A native of Warren, Ohio, Lapp knew she wanted to be a teacher from a young age. She fondly recalls playing school with her siblings and neighborhood friends and teaching lessons on the front porch. She was always the teacher and always interested in language.
 
As a young adult, she taught second, third and fifth grades in Kalamazoo and Oxford, Ohio. Seeking to become a strong teacher of reading, she returned to graduate school. That decision led Lapp to pursue a career in academia, eventually earning a tenured position in Boston University’s Division of Reading and Language Development. 

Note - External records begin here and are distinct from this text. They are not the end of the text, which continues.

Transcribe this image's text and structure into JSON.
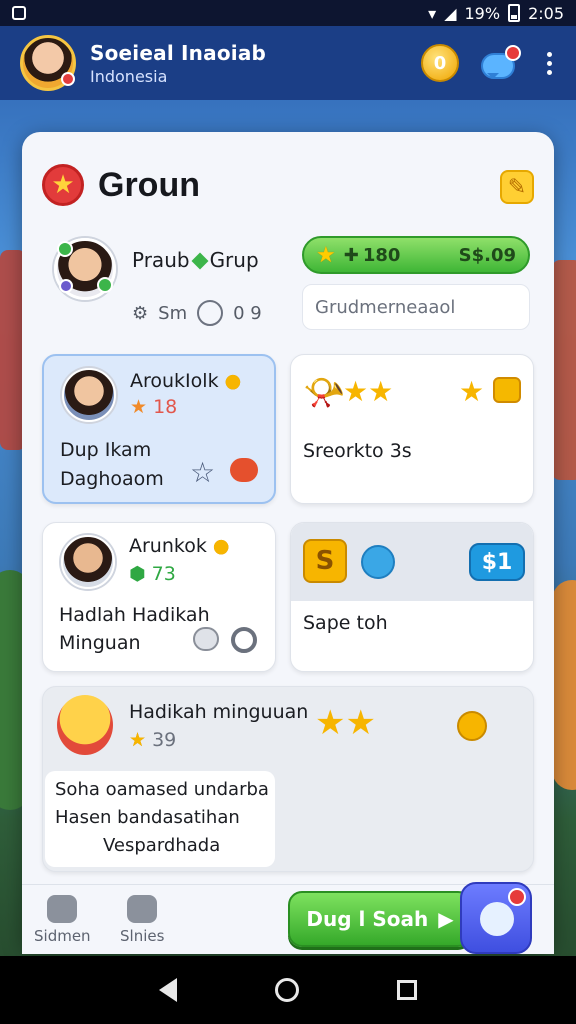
{
  "status_bar": {
    "battery": "19%",
    "time": "2:05"
  },
  "header": {
    "title": "Soeieal Inaoiab",
    "subtitle": "Indonesia",
    "coin_glyph": "0"
  },
  "group": {
    "title": "Groun",
    "profile_name": "Praub",
    "profile_tag": "Grup",
    "profile_stat_1": "Sm",
    "profile_stat_2": "0 9",
    "progress": {
      "level": "180",
      "amount": "S$.09"
    },
    "search_placeholder": "Grudmerneaaol"
  },
  "cards": [
    {
      "name": "AroukIolk",
      "stat": "18",
      "line1": "Dup Ikam",
      "line2": "Daghoaom"
    },
    {
      "line1": "Sreorkto 3s"
    },
    {
      "name": "Arunkok",
      "stat": "73",
      "line1": "Hadlah Hadikah",
      "line2": "Minguan"
    },
    {
      "badge": "$1",
      "line1": "Sape toh"
    },
    {
      "name": "Hadikah minguuan",
      "stat": "39",
      "note_line1": "Soha oamased undarba",
      "note_line2": "Hasen bandasatihan",
      "note_line3": "Vespardhada"
    }
  ],
  "bottom_nav": {
    "item1": "Sidmen",
    "item2": "Slnies",
    "play_label": "Dug l Soah"
  },
  "colors": {
    "accent_green": "#3fb636",
    "header_blue": "#1b3e86",
    "panel_bg": "#f4f6fb",
    "gold": "#f7b500"
  }
}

Lapp was at BU when she was invited by professor Peggy Hawley to come to SDSU as a visiting guest lecturer along with her longtime research collaborator James Flood. Hawley, who was launching the Joint Ph.D. Program in Education with Claremont Graduate University at the time, wanted Lapp and Flood to design a literacy strand for the program.
 
Before long, Lapp and Flood had both moved west to join the SDSU Teacher Education faculty.
 
“All my friends in Boston and around the country were saying, ‘How could you leave a tenured position at Boston University?’ Lapp says, smiling. “I said, ‘Have you ever seen San Diego?’”

Impressive Legacy

Lapp’s impact as a teacher educator and literacy researcher at SDSU has been immense, publishing widely on instruction, assessment, and literacy-related issues. She has won a litany of awards, including being inducted into the International Reading Hall of Fame in 2005 and receiving the SDSU Alumni Distinguished Faculty Award in 2013. Lapp also served as chair of the Literacy Research Panel for the International Literacy Association.
 
At the center of Lapp’s work has been a belief that there is no one best path to teach a child to read. 
 
“Children come to school with different amounts of knowledge about language and letters, and writing and reading,” she explains. “So begin where they are. Whether they’re little children learning to read or my doctoral students writing a dissertation, it's all about the student and what they're bringing to the learning task.”
 
Added Nancy Frey, professor in SDSU’s Department of Educational Leadership and a frequent co-author of Lapp’s: “Diane has had a unique skill in surveying the field to understand what is on the cutting edge. She and her contemporaries pioneered content area reading research for struggling middle and high school readers at a time when few considered it a crucial element for adolescent success. She was an early and ongoing champion of equity in literacy for young children, and for the systematic development of phonics instruction for emergent readers.”
 
Lapp is technically retired now, but you’d never know it. She still works to empower struggling readers as an instructional coach at the Health Sciences High and Middle College in San Diego where she and Douglas Fisher, professor and chair in SDSU’s Department of Educational Leadership, instituted a Literacy Lab to support struggling adolescent readers developing their reading abilities.
 
At SDSU, Lapp continues to teach courses as a lecturer in the Department of Educational Leadership. As she has for the past 44 years, Lapp administers a summer literacy conference for teacher education’s master’s students that she started; this year there were nearly 200 attendees. 
 
And, of course, she continues to publish and study issues related to literacy learning.
 
“I've had so many wonderful colleagues at San Diego State,” Lapp says. “It's always been so teacher centered and literacy centered. They know how to teach teachers to teach reading here and they care if learners of all ages become strong readers.”